Société et territoires Temps de lecture 2 min
Avis sur les nanosciences et les nanotechnologies
Le Comité consultatif d’éthique pour la recherche agronomique commun à l'Inra et au Cirad a rendu son quatrième avis relatif aux nanosciences et aux nanotechnologies. Cette question de politique scientifique, caractéristique de cette époque de l’économie de la connaissance, n’a pas seulement pour finalité d’articuler différents secteurs de recherche, mais aussi d’inclure la société civile, au double sens du monde économique et des citoyens. Les notions de progrès et d’innovation sont au cœur de l’ambivalence qui caractérise les nanotechnologies, puisqu’on innove, puis on se pose la question du progrès.
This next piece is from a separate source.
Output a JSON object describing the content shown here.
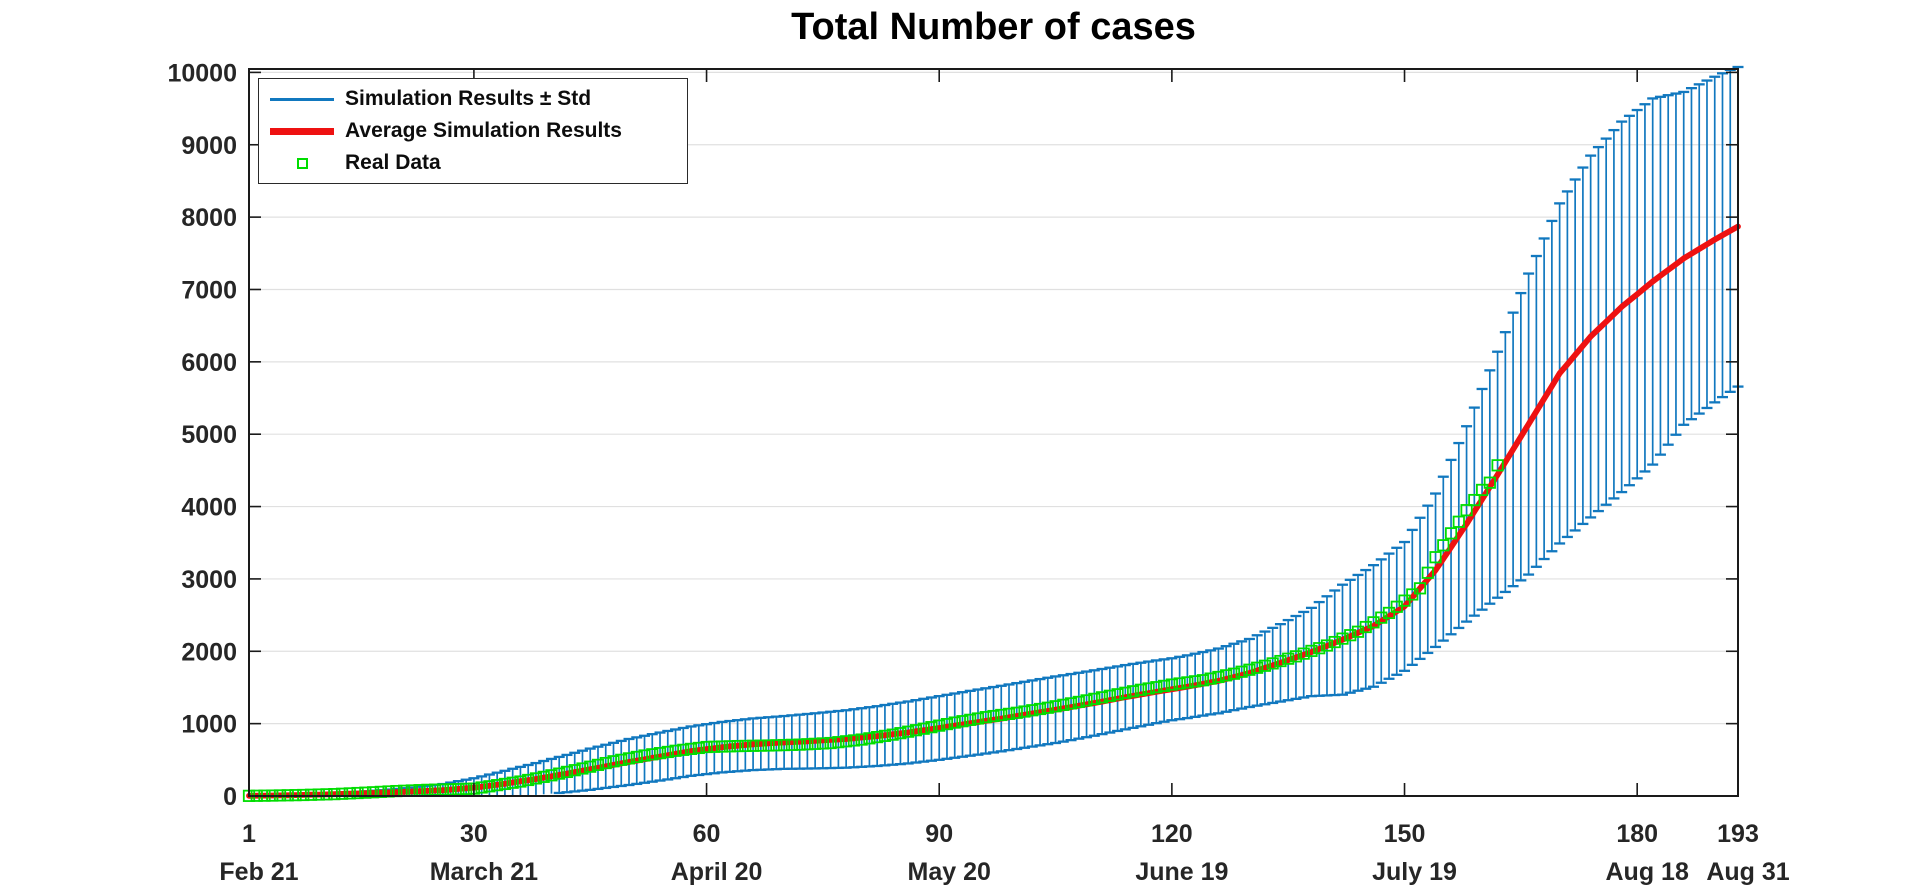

L’apport original du Comité d’éthique tient aussi à la réflexion approfondie qu’il mène pour comprendre le lien ou l’absence de lien qui existe entre progrès et innovation dans une économie marquée par un flux constant d’innovations, et redonner sens au progrès.
Publié le 18 janvier 2013

À l'échelle nanométrique, l’imbrication entre savoirs et savoir-faire est telle que la distinction entre nanosciences et nanotechnologies devient artificielle, le Comité entendant à travers les “nanotechnologies” la profonde continuité qui prévaut au sein des sciences fondamentales et des technologies.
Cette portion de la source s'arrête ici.